See? They are even on the cover.
It’s a long time since I was so comprehensively annoyed by typography. The excessive use of inverted commas sometimes makes it difficult to tell if they are random noise or indicate a genuine quotation. And then there are the italicised words plopped without apparent purpose into every sentence. And the capitals. Add to this the authorial voice, at once matey and preachy…. all so distracting that I found it almost impossible to grasp the content. Whatever happened to formal prose? I wish he had had a strong-minded editor.
I developed a technique for following the argument, in the end. This consisted of hopping briskly from one quotation to another, like stepping from tussock to tussock in a bog. Luckily the quotations were numerous and often full, so I read a certain amount of Buber, Tracy, Arendt, Schillebeeckx, Derrida, and such, and the merest modicum of Veling.
The prose came alive once, though. Veling gives an account of a time when he attempted to actually apply his practical theology in a tricky social situation. “No miracle of peace occurred”, he notes sadly. Yep. Ain’t that the truth.
They have reached W now. Hurray!
In another vein, I found this little treasure.
I expect everyone else knows about Tan, but I didn’t. Grandpa’s story had great charm, and Night of the turtle rescue was brief and bold (and tough). But I think my favourite was Distant rain, about the reciprocal gravity of unread poems; close to my heart.
It is a little-known fact that you can wash books. With persistence, you can wash an entire library. The spirit does groan a little at the prospect, however.
Can’t make them new, but at least they can be clean.
I procrastinate before jumping, but, once in, the water is fine.
Returning to Treharne’s lovely fat anthology, I’ve reached the Old English Judith. It took a while to read this relatively short poem. I’m not fluent enough to cope on my own, but have to crib from the parallel translation, which requires protracted eye-swivelling between pages (ow!). Also, there is not always a one-to-one verbal correspondence between each line of the two renderings, so if it isn’t obvious which OE word means what, one must have recourse to a dictionary. Luckily there are several online, though not always easy for a novice to find what is required.

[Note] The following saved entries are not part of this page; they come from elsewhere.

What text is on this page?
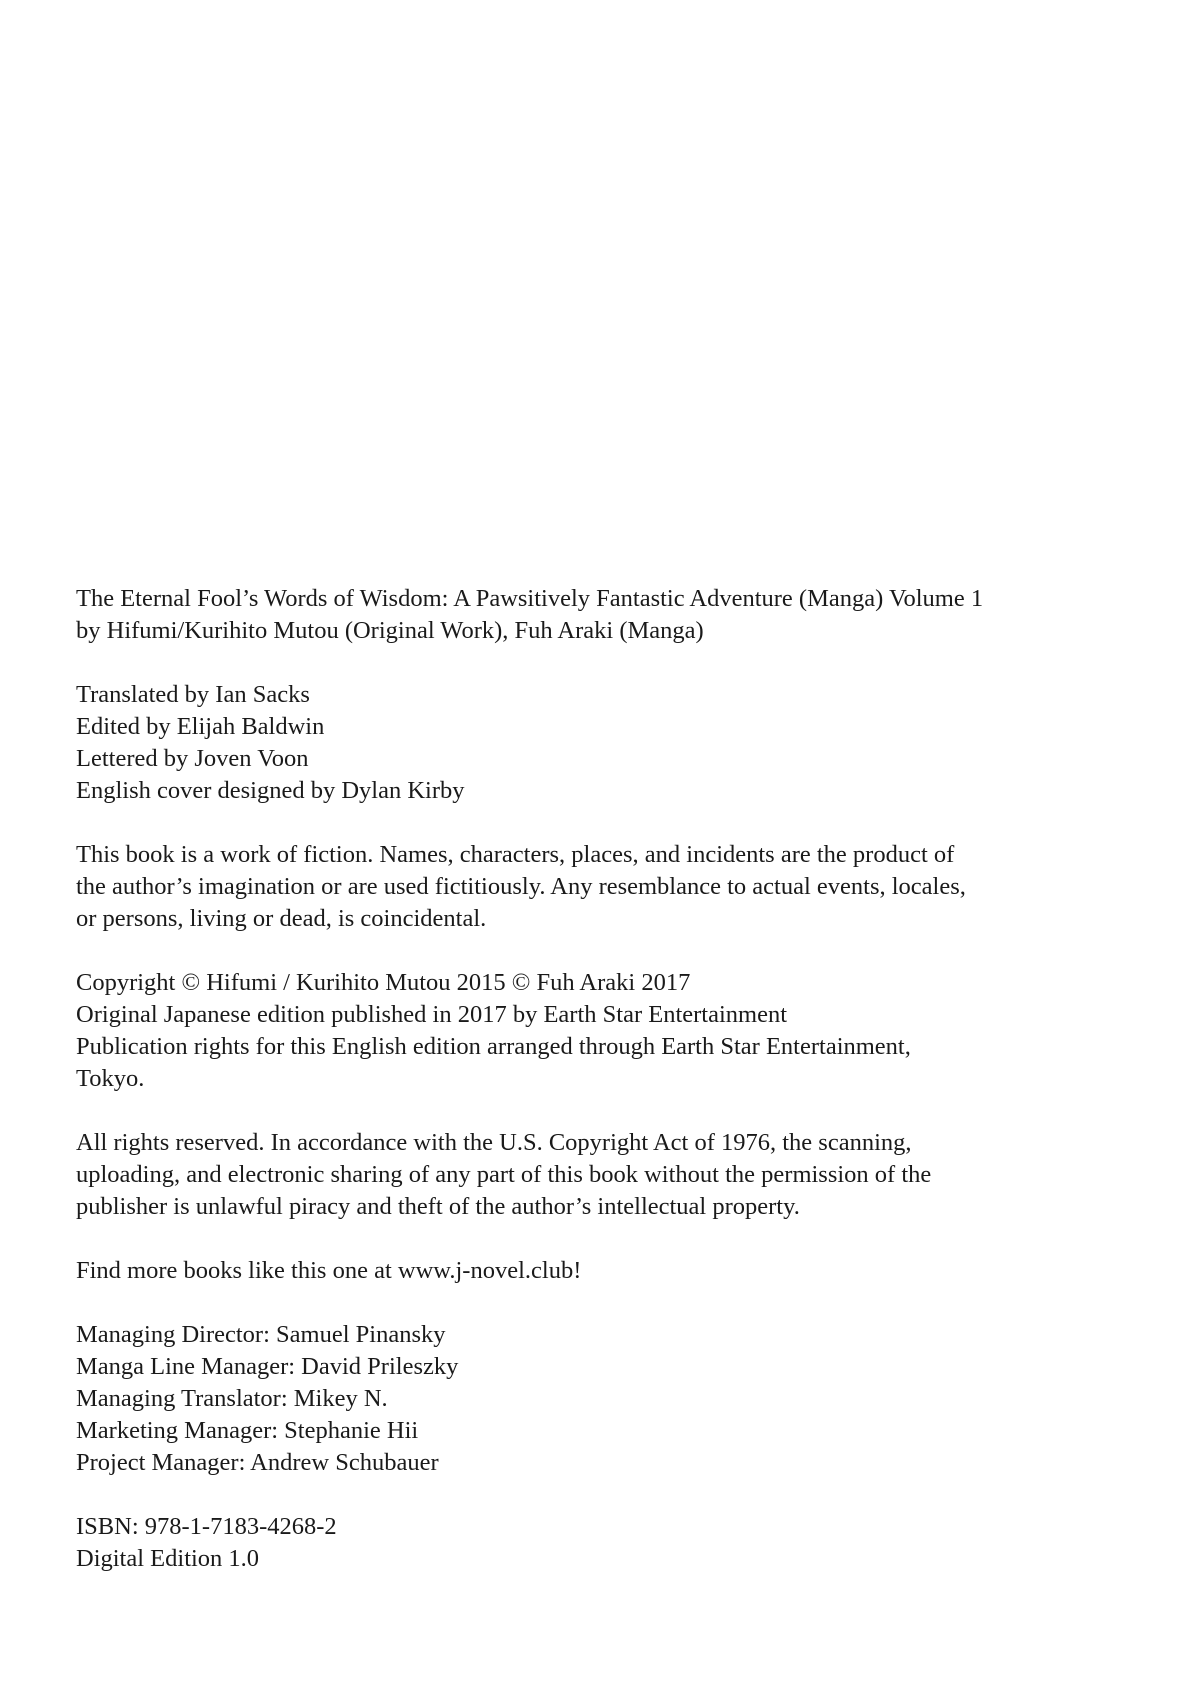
The Eternal Fool’s Words of Wisdom: A Pawsitively Fantastic Adventure (Manga) Volume 1
by Hifumi/Kurihito Mutou (Original Work), Fuh Araki (Manga)
Translated by Ian Sacks
Edited by Elijah Baldwin
Lettered by Joven Voon
English cover designed by Dylan Kirby
This book is a work of fiction. Names, characters, places, and incidents are the product of
the author’s imagination or are used fictitiously. Any resemblance to actual events, locales,
or persons, living or dead, is coincidental.
Copyright © Hifumi / Kurihito Mutou 2015 © Fuh Araki 2017
Original Japanese edition published in 2017 by Earth Star Entertainment
Publication rights for this English edition arranged through Earth Star Entertainment,
Tokyo.
All rights reserved. In accordance with the U.S. Copyright Act of 1976, the scanning,
uploading, and electronic sharing of any part of this book without the permission of the
publisher is unlawful piracy and theft of the author’s intellectual property.
Find more books like this one at www.j-novel.club!
Managing Director: Samuel Pinansky
Manga Line Manager: David Prileszky
Managing Translator: Mikey N.
Marketing Manager: Stephanie Hii
Project Manager: Andrew Schubauer
ISBN: 978-1-7183-4268-2
Digital Edition 1.0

Worth the bother? Oh yes. Especially if you like alliteration and onomatopoeia and polysyllables. And sounding the final e.

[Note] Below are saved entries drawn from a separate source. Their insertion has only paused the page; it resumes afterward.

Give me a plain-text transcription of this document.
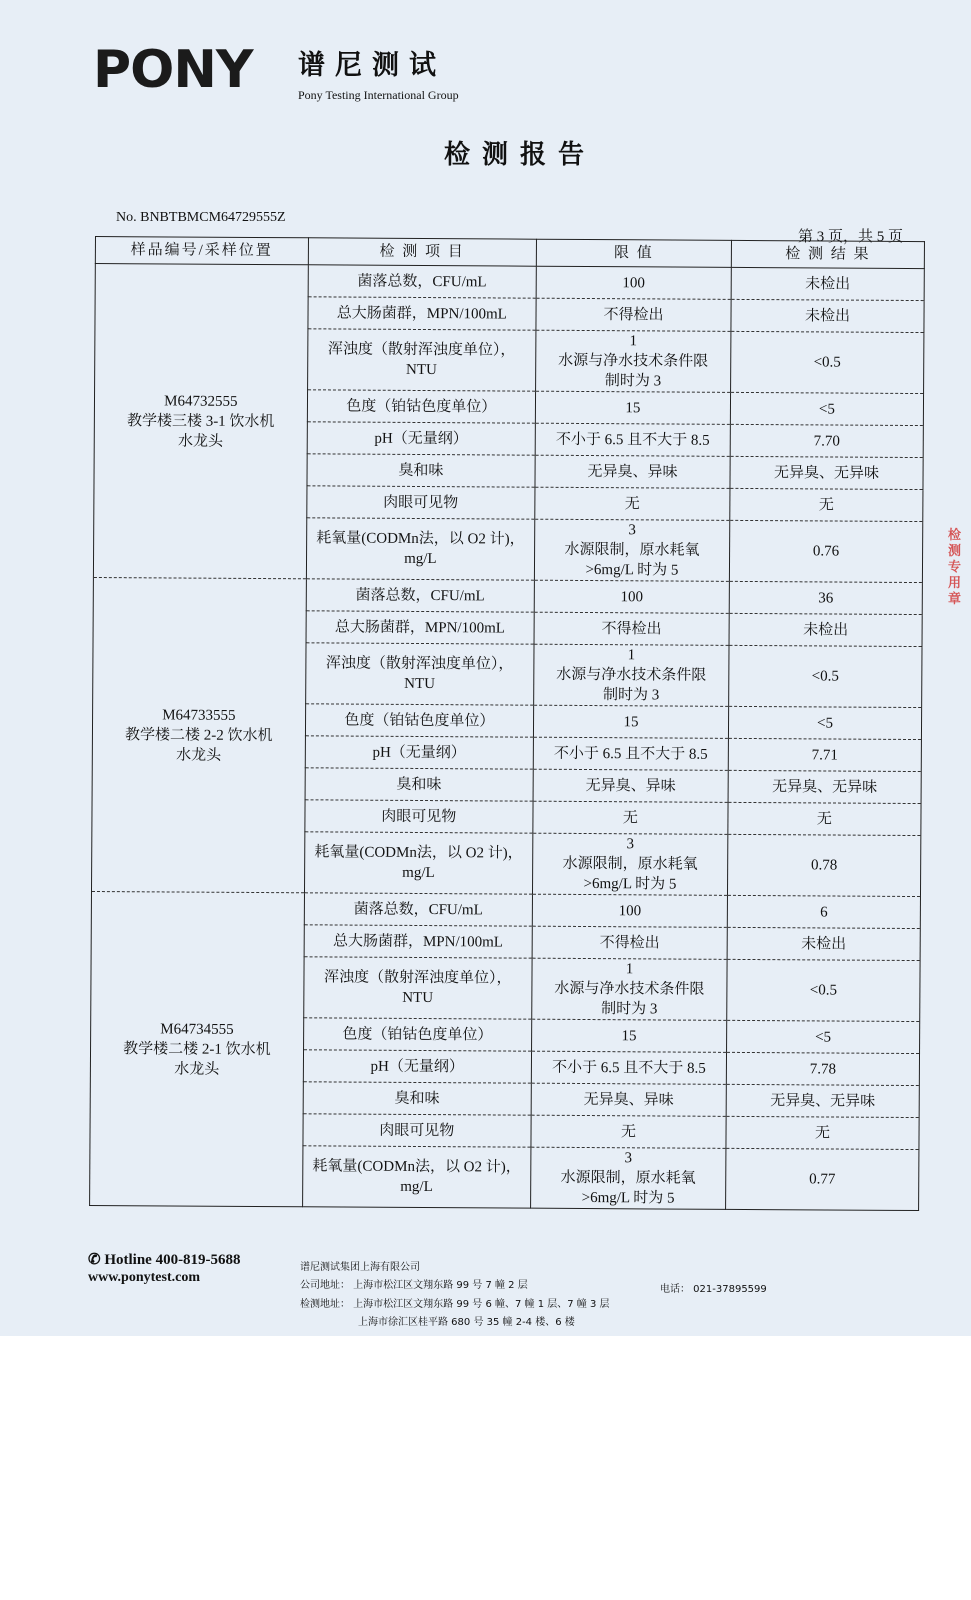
PONY 谱尼测试
Pony Testing International Group
检测报告
No. BNBTBMCM64729555Z
第 3 页，共 5 页
样品编号/采样位置	检 测 项 目	限 值	检 测 结 果
M64732555
教学楼三楼 3-1 饮水机
水龙头	菌落总数，CFU/mL	100	未检出
	总大肠菌群，MPN/100mL	不得检出	未检出
	浑浊度（散射浑浊度单位），
NTU	1
水源与净水技术条件限
制时为 3	<0.5
	色度（铂钴色度单位）	15	<5
	pH（无量纲）	不小于 6.5 且不大于 8.5	7.70
	臭和味	无异臭、异味	无异臭、无异味
	肉眼可见物	无	无
	耗氧量(CODMn法，以 O2 计)，
mg/L	3
水源限制，原水耗氧
>6mg/L 时为 5	0.76
M64733555
教学楼二楼 2-2 饮水机
水龙头	菌落总数，CFU/mL	100	36
	总大肠菌群，MPN/100mL	不得检出	未检出
	浑浊度（散射浑浊度单位），
NTU	1
水源与净水技术条件限
制时为 3	<0.5
	色度（铂钴色度单位）	15	<5
	pH（无量纲）	不小于 6.5 且不大于 8.5	7.71
	臭和味	无异臭、异味	无异臭、无异味
	肉眼可见物	无	无
	耗氧量(CODMn法，以 O2 计)，
mg/L	3
水源限制，原水耗氧
>6mg/L 时为 5	0.78
M64734555
教学楼二楼 2-1 饮水机
水龙头	菌落总数，CFU/mL	100	6
	总大肠菌群，MPN/100mL	不得检出	未检出
	浑浊度（散射浑浊度单位），
NTU	1
水源与净水技术条件限
制时为 3	<0.5
	色度（铂钴色度单位）	15	<5
	pH（无量纲）	不小于 6.5 且不大于 8.5	7.78
	臭和味	无异臭、异味	无异臭、无异味
	肉眼可见物	无	无
	耗氧量(CODMn法，以 O2 计)，
mg/L	3
水源限制，原水耗氧
>6mg/L 时为 5	0.77
✆ Hotline 400-819-5688
www.ponytest.com
谱尼测试集团上海有限公司
公司地址： 上海市松江区文翔东路 99 号 7 幢 2 层	电话： 021-37895599
检测地址： 上海市松江区文翔东路 99 号 6 幢、7 幢 1 层、7 幢 3 层
上海市徐汇区桂平路 680 号 35 幢 2-4 楼、6 楼
检测专用章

bealde byrnwiggende bold mail-coated warriors
hloh ond hlydde, hlynede ond dynede he laughed and got loud, roared and clamoured
wundenlocc braided hair
Obviously from now on part of my morning routine will involve doing my wundenlocc; but top favourite today was hildenædran. Turns out that nædre means snake or viper, so perhaps we should say ‘a nadder’ rather than ‘an adder’. Also turns out that hildenædran are war vipers = arrows. Got to love those Anglo-Saxons.
And the poem? Well, there’s a splendid dramatic irony as the Assyrians booze themselves drunk and incapable, while Judith, decorated with bracelets and rings, is brought to the intending rapist’s bed; and yes, a certain admiration, as she coolly arranges Holofernes’ neck so she can take a really good swing at him. So I read Judith once, and then went to Michael Drout’s Anglo-Saxon Aloud website, following the written poem again while he pronounced it, with the thespian relish those lovely vowels deserve.
Still sifting the library, knee deep in small children and the hideously-accumulated errors of the catalogue. No doubt I am adding yet another set of inconsistencies and typos.
The errors pursued me into the picayune literary magazine which is in editing, and throve exceedingly. So preoccupied did I become with formatting (but how did that paragraph get condensed?) that I mislaid an apostrophe. Oh the shame. And now it is too late, I see yet another formatting error. Luckily the infants will not know that a specific word was meant to be bolded. Stop fussing, stupid: time for the blind man on a galloping horse to be invoked.